Speed and unquestionable technique, the hallmarks of Gonzalo Rubalcaba’s five-album career at Blue Note, were in abundance at Wadsworth Theatre during the Cuban pianist’s second concert in the U.S. He found his greatest success in softer moments of introspection and classically informed romanticism.
After an introduction by National Academy of Recording Arts & Sciences prexy Michael Greene, Rubalcaba and three Cuban compatriots performed the pianist’s daunting originals, which straddle a line between bebop and Weather Report-style fusion that relied less on interplay than solo.

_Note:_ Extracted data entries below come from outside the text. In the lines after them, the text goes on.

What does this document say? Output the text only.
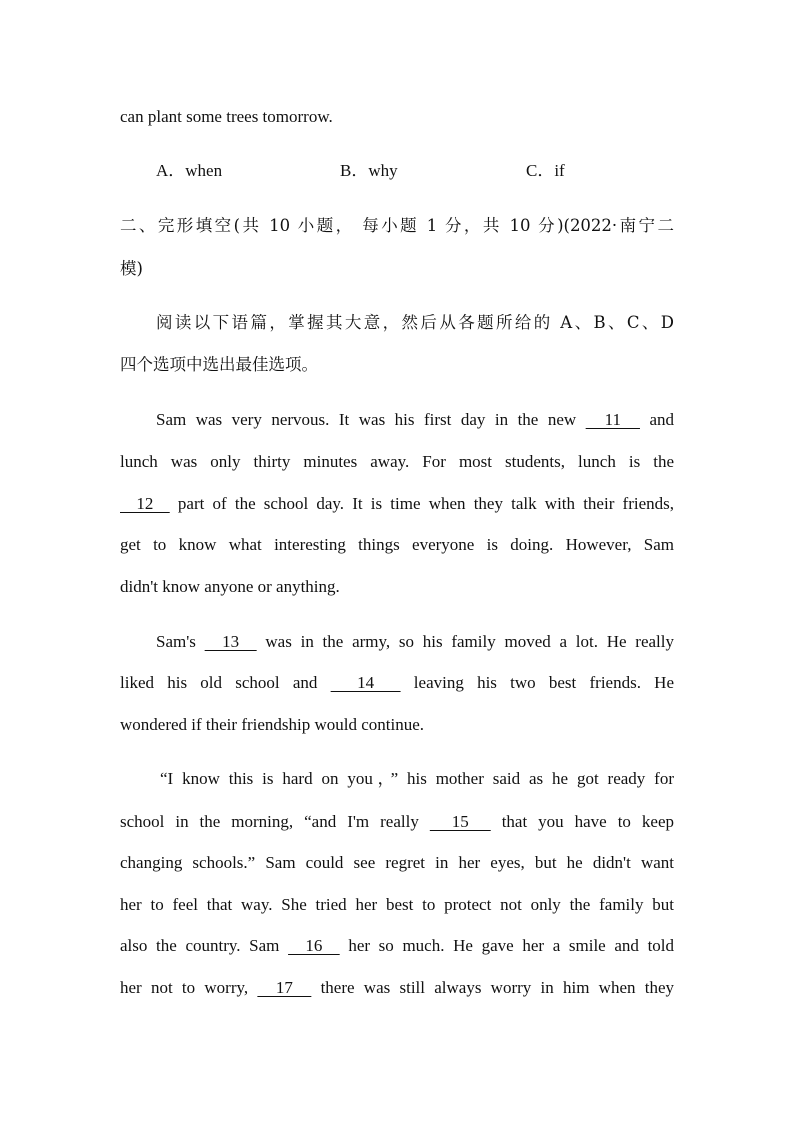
can plant some trees tomorrow.
A．when	B．why	C．if
二、完形填空(共 10 小题， 每小题 1 分，共 10 分)(2022·南宁二
模)
阅读以下语篇，掌握其大意，然后从各题所给的 A、B、C、D
四个选项中选出最佳选项。
Sam was very nervous. It was his first day in the new   11   and
lunch was only thirty minutes away. For most students, lunch is the
12   part of the school day. It is time when they talk with their friends,
get to know what interesting things everyone is doing. However, Sam
didn't know anyone or anything.
Sam's   13   was in the army, so his family moved a lot. He really
liked his old school and   14   leaving his two best friends. He
wondered if their friendship would continue.
“I know this is hard on you，” his mother said as he got ready for
school in the morning, “and I'm really   15   that you have to keep
changing schools.” Sam could see regret in her eyes, but he didn't want
her to feel that way. She tried her best to protect not only the family but
also the country. Sam   16   her so much. He gave her a smile and told
her not to worry,   17   there was still always worry in him when they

Rarely did the band swing and never did it find any comfortable grooves. Instead, drummer Julio Barreto supplied the intensity with a broad base of polyrhythms and daring stickwork that failed to support Rubalcaba’s flourishes.
Rubalcaba — who, Greene announced, will be able to tour the U.S. now that he is a resident of the Dominican Republic — gave many of his lines extra power as he showcased his studied and stylized speed. He would often abruptly stop as if he ran out of things to say, but would just as quickly pick up and head on another tangent.
Once bassist Charlie Haden — the musician who brought Rubalcaba to the attention of Blue Note president Bruce Lundvall — joined Rubalcaba, the two went on an intimate dialogue that brought to bear all the passion and emotional weight Rubalcaba possesses.
The two worked on an intuitive level that’s heard too seldom in jazz, delivering a performance as welcome as a warm bath after a hard day at the office.
Rubalcaba closed the evening with a medley of Latin melodies and some solo piano that together amplified his roots and aspirations. Again, his playing was softer and more complete in thought — the perfect notes to complete the picture on this exciting new talent.
As Rubalcaba gets greater exposure to audiences — already top jazz musicians have praised him as perhaps the best young player in the world — his challenge will be to cut through the preconceived notions of how jazz should sound. There are no blues roots, no church influences, no common Latin rhythms in this man’s vocabulary.
While jazz has become a universal language, one of its finest students is showing how much of a struggle it can be to not only graft a culture onto the music but add a personality as well. As long as Rubalcaba struggles, jazz fans everywhere will benefit.